Long gone are the days of the objective statement. Employers already know that your goal is to get the job for which you are applying. The emphasis now falls on your marketing message. This is the first glimpse into who you are as a professional and what should grab an employer’s attention and make them want to keep reading. If this section is missing or poorly crafted, you run the risk of being overlooked because employers cannot quickly and accurately get a positive impression.
If you want to make your marketing message stand out, consider the following guidelines:
- Don’t rehash your entire career
Your summary of qualifications should be approximately three to five sentences. It does not need to cover everything you have ever done. At the same time, giving just a few generic bullet points does not make a strong impression either. Highlighting key strengths and abilities draws the hiring manager’s attention in and invites them to read the rest of your resume to find out more details.
- Brand yourself
You may be a jack of all trades, but you don’t necessarily want your resume to convey that. Instead, start your resume off with a branding statement that identifies you as a senior-level marketing manager, a human resources specialist, a plant engineer, or whatever your profession may be. This should align with similar job titles of positions you are seeking. As you craft your marketing message, keep this branding statement in mind as what you include should all tie back to it.
- Focus on your strongest skills
Because you’re not rehashing your entire career, select what your strongest abilities are that qualify you for the position. Carefully read through job openings to see what employers are looking for and how you fit. This is your opportunity to make yourself shine and demonstrate what makes you stand out from the competition and excel at what you do. You should adjust your summary of qualifications and core competencies for each position you apply for.

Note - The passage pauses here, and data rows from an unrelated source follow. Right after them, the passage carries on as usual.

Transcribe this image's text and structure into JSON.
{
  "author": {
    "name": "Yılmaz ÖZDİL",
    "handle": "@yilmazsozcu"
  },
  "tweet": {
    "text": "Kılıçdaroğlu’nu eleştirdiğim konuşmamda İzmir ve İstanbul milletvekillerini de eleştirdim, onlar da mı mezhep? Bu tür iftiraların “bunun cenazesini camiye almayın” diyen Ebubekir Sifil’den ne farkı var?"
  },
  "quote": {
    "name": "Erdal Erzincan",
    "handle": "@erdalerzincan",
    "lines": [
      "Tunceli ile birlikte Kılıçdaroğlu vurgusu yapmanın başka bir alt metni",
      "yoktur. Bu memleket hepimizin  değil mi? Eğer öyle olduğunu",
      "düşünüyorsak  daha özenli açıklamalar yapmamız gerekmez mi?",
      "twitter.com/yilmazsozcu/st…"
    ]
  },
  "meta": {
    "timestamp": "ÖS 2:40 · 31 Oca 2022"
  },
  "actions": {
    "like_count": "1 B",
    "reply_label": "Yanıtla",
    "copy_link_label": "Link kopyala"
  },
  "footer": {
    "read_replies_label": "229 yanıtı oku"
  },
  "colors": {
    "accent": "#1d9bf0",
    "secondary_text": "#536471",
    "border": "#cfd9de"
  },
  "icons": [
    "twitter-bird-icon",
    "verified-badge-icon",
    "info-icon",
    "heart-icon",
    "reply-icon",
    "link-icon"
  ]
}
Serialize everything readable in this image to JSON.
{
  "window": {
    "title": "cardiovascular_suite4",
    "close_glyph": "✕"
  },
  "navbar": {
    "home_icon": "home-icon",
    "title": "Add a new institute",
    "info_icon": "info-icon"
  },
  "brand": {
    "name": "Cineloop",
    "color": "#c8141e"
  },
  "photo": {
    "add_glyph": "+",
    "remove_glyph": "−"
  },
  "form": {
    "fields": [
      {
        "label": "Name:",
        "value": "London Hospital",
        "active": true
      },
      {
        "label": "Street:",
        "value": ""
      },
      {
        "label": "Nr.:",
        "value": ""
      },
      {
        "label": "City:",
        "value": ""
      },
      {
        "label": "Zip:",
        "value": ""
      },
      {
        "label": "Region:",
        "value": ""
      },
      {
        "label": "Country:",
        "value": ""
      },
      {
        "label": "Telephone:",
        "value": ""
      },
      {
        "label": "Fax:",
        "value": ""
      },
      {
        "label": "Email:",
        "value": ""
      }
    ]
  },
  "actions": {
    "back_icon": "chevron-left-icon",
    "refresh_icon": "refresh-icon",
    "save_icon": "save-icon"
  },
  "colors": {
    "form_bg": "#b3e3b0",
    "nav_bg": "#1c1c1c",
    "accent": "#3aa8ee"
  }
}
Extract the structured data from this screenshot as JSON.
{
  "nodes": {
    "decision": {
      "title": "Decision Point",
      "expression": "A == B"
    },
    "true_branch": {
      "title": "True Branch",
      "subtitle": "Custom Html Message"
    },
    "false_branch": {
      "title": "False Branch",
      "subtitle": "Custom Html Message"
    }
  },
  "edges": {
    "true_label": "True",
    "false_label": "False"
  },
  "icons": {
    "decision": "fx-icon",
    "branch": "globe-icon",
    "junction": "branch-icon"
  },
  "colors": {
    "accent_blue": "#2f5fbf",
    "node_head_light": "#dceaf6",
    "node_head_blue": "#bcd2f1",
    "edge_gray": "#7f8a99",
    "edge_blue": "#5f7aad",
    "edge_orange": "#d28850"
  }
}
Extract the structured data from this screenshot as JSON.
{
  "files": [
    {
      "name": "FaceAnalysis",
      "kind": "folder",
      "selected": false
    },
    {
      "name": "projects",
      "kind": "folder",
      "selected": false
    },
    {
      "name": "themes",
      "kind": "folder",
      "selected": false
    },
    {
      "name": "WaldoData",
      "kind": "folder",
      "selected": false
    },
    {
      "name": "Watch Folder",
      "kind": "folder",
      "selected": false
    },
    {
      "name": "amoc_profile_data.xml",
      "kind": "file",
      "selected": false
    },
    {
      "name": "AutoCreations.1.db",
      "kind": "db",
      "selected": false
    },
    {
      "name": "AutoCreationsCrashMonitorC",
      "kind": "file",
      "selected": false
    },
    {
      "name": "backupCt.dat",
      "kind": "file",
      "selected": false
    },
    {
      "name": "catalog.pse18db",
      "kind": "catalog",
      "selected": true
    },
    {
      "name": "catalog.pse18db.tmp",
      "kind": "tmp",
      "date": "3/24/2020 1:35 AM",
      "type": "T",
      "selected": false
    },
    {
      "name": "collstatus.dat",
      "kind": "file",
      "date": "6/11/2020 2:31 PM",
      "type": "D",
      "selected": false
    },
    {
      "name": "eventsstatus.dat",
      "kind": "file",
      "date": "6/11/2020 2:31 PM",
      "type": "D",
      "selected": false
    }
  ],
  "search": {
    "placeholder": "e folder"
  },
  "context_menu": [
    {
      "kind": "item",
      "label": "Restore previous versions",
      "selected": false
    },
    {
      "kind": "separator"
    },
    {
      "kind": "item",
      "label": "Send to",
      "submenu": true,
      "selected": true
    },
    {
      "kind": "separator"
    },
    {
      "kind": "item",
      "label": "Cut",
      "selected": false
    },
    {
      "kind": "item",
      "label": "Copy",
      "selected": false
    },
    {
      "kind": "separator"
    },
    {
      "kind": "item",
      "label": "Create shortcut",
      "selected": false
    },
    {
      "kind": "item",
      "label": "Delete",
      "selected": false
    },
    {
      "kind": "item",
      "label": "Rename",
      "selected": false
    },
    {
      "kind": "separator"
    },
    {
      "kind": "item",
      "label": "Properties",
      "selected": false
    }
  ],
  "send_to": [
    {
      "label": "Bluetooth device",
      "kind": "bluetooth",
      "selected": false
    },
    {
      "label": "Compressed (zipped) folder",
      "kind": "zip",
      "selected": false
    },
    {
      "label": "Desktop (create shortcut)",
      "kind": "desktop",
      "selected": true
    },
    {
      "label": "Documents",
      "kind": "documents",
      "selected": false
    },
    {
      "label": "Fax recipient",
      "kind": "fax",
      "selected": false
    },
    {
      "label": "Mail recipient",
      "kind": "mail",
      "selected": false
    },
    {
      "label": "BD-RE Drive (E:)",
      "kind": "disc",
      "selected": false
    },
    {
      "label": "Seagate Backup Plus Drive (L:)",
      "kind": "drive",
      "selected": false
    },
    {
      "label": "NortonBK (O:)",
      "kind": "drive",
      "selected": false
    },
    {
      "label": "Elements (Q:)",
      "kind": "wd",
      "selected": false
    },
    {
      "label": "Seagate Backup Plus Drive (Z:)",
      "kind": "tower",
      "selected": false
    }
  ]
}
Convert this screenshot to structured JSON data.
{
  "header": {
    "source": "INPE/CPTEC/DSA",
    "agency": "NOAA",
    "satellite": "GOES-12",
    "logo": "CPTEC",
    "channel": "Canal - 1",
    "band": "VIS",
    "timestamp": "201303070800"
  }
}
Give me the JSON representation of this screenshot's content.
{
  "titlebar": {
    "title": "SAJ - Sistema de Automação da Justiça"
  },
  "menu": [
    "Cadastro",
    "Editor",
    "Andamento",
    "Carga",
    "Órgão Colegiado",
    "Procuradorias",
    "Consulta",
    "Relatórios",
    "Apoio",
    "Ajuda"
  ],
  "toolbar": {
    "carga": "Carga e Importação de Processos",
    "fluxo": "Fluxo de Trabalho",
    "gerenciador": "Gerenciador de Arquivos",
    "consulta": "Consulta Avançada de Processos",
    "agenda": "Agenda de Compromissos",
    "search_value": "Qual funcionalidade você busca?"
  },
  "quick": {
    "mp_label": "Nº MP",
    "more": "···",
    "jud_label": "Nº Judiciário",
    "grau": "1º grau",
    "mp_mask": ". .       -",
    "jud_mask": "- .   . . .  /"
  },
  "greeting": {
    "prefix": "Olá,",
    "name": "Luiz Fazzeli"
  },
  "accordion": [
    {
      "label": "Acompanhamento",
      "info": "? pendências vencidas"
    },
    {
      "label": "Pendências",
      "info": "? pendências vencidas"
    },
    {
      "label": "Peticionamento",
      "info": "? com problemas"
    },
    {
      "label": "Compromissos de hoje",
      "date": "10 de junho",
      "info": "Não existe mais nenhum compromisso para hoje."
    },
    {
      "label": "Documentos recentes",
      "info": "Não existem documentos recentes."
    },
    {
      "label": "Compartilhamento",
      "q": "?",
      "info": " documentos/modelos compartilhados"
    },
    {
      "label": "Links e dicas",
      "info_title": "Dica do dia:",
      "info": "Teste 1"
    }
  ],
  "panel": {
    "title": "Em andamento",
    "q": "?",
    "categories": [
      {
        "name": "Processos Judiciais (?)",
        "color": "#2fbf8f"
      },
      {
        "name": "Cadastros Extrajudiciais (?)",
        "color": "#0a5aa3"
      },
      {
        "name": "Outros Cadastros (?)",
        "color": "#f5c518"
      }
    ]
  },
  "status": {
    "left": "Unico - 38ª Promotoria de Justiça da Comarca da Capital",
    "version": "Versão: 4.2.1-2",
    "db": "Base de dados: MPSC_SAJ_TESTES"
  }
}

- Use powerful, concise statements
This is your chance to get the hiring manager’s attention. Long, drawn-out sentences with little value and weak verbiage can quickly lose interest. Be clear and to the point while emphasizing your abilities and results that you are capable of achieving. Try to refrain from making each sentence a list or copying exact phrases from elsewhere on your resume. Your marketing message is an overview of you as a professional, but that does not mean that it needs to be dull or generic.
To further emphasize your strengths, your summary should be followed by a solid list of core competencies. These should be one or two word phrases such as project management, budgeting, compliance, business development, or other hard skills. You can also incorporate relevant soft skills if they align with the job opening.
A strong marketing message can increase your chances of landing an interview. Don’t let a great job opportunity pass you by because your resume is not up to par.